Perché allora, sul piano diplomatico, non si parla più di “questione e diritti palestinesi”? Le ragioni sono soprattutto quattro. Primo, l’assetto politico del Vicino Oriente é stato sconvolto dalla guerra dello e allo Stato islamico (minaccia per diverse nazioni arabe), e ne ha inevitabilmente rimescolato le priorità. Secondo, lo scontro fra sunnismo e sciismo all’interno della comunità islamica della regione (guidati rispettivamente da Arabia Saudita e Iran), ha preso il sopravvento, rovesciando e rinsaldando in quell’area alleanze locali e internazionali, in particolare con l’apertura del wahabbismo saudita (incoraggiato dall’America di Trump) nei confronti di Israele, svolta consolidata dalla cosiddetta “Pace di Abramo” fra lo Stato ebraico e diversi principati arabi. Terzo, la capacità di Israele di imporre la propria narrazione del lungo conflitto con ‘i vicini’, mentre sul fronte opposto veniva visualizzato e confermato l’approccio storicamente strumentale dell’ ‘umma’ araba nei confronti del dramma palestinese. Quarto, la debolezza dei successori di Arafat: lacerazioni profonde (fra OLP e Hamas), mancanza di programmazione politica, incapacità di confronto culturale, burocratizzazione, corruzione.

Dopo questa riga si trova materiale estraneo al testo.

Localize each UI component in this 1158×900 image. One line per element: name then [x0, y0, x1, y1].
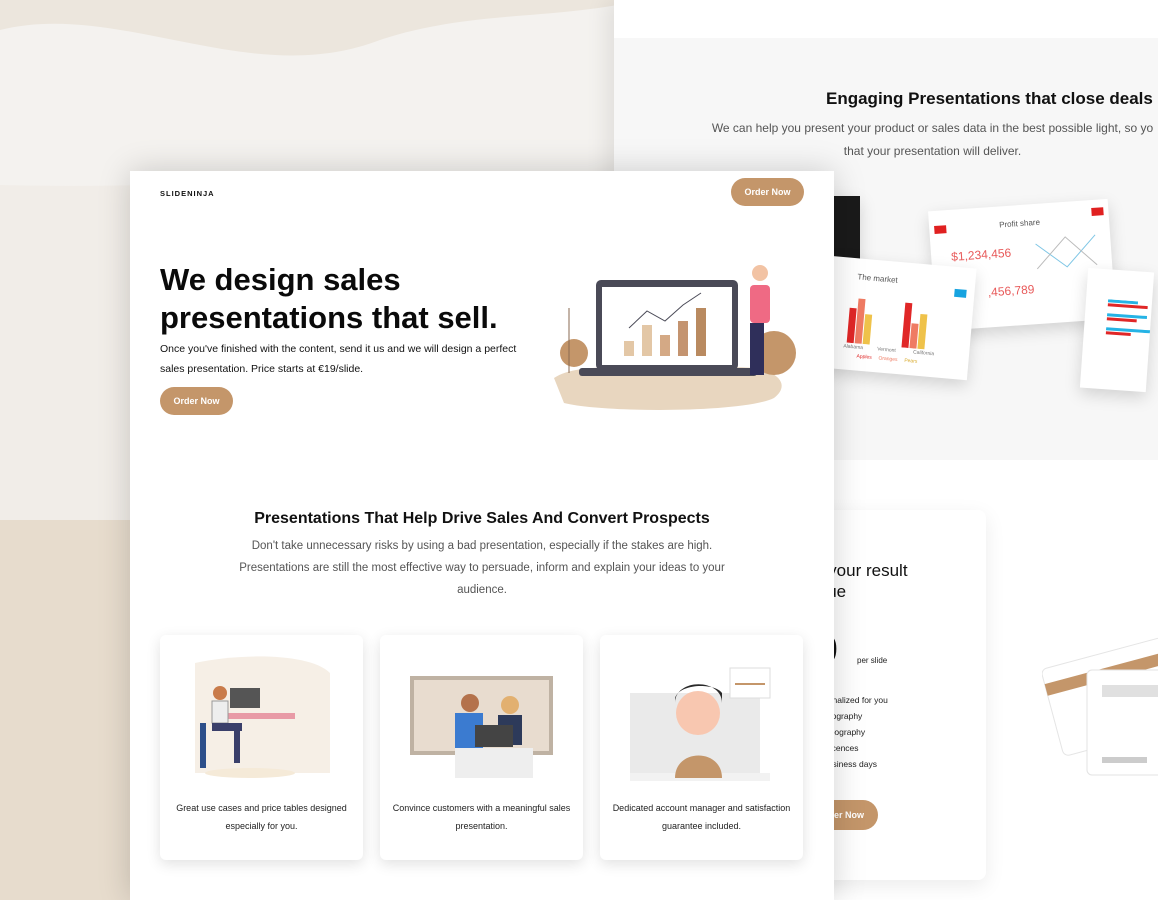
bar-label: California	[912, 349, 935, 358]
profit-title: Profit share	[998, 217, 1041, 230]
brand-logo[interactable]: SLIDENINJA	[160, 189, 215, 198]
legend-item: Pears	[904, 357, 918, 365]
price-unit: per slide	[857, 656, 888, 665]
engaging-title: Engaging Presentations that close deals	[826, 89, 1153, 108]
feature-caption: Dedicated account manager and satisfacti…	[612, 803, 791, 831]
legend-item: Oranges	[878, 355, 898, 364]
feature-caption: Great use cases and price tables designe…	[176, 803, 347, 831]
feature-caption: Convince customers with a meaningful sal…	[392, 803, 571, 831]
account-manager-illustration	[630, 667, 771, 781]
hero-title: We design sales presentations that sell.	[160, 262, 498, 335]
bar-label: Vermont	[876, 346, 897, 354]
market-title: The market	[857, 272, 899, 285]
engaging-subtitle: We can help you present your product or …	[711, 121, 1154, 158]
header-order-button[interactable]: Order Now	[731, 178, 804, 206]
feature-card: Convince customers with a meaningful sal…	[380, 635, 583, 860]
desk-worker-illustration	[195, 656, 330, 778]
features-title: Presentations That Help Drive Sales And …	[254, 510, 710, 527]
team-laptop-illustration	[410, 676, 553, 778]
credit-card-illustration	[1042, 634, 1158, 776]
profit-value-2: ,456,789	[987, 282, 1035, 300]
main-page-mockup: SLIDENINJA Order Now We design sales pres…	[130, 171, 834, 900]
features-subtitle: Don't take unnecessary risks by using a …	[239, 540, 725, 596]
market-slide: The market Alabama Vermont California Ap…	[819, 255, 977, 381]
hero-illustration	[554, 265, 796, 410]
horizontal-bar-slide	[1079, 267, 1155, 393]
feature-card: Dedicated account manager and satisfacti…	[600, 635, 803, 860]
hero-order-button[interactable]: Order Now	[160, 387, 233, 415]
hero-lead: Once you've finished with the content, s…	[160, 343, 517, 375]
legend-item: Apples	[856, 353, 872, 361]
feature-card: Great use cases and price tables designe…	[160, 635, 363, 860]
profit-value: $1,234,456	[950, 245, 1012, 264]
bar-label: Alabama	[843, 343, 864, 352]
market-bar-chart	[846, 298, 928, 350]
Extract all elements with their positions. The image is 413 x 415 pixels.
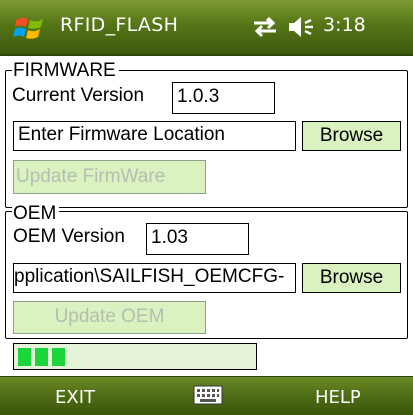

Su questa tela di fondo, la questione palestinese é quasi del tutto scomparsa dall’agenda politica internazionale. Raramente le cancellerie occidentali se ne sono occupate. Lo hanno semmai fatto con iniziative e affermazioni discutibili. Come nel caso del nostro ministro degli esteri, Ignazio Cassis, notoriamente vicino alle posizioni statunitensi (in particolare dell’ex collega americano Mike Pompeo): durante la visita ad un campo di rifugiati palestinesi in Libano, Cassis se ne uscì infatti con l’affermazione (nemmeno concordata con i colleghi di governo) che l’unico modo per risolvere il problema dei rifugiati era quello di chiudere i campi e integrarne la popolazione nella nazione ospitante; tesi perfettamente in linea con i discorsi ufficiali di Israele e in netto contrasto col il rivendicato ‘diritto al ritorno’ invocato dai palestinesi e con gli stessi paesi d’accoglienza.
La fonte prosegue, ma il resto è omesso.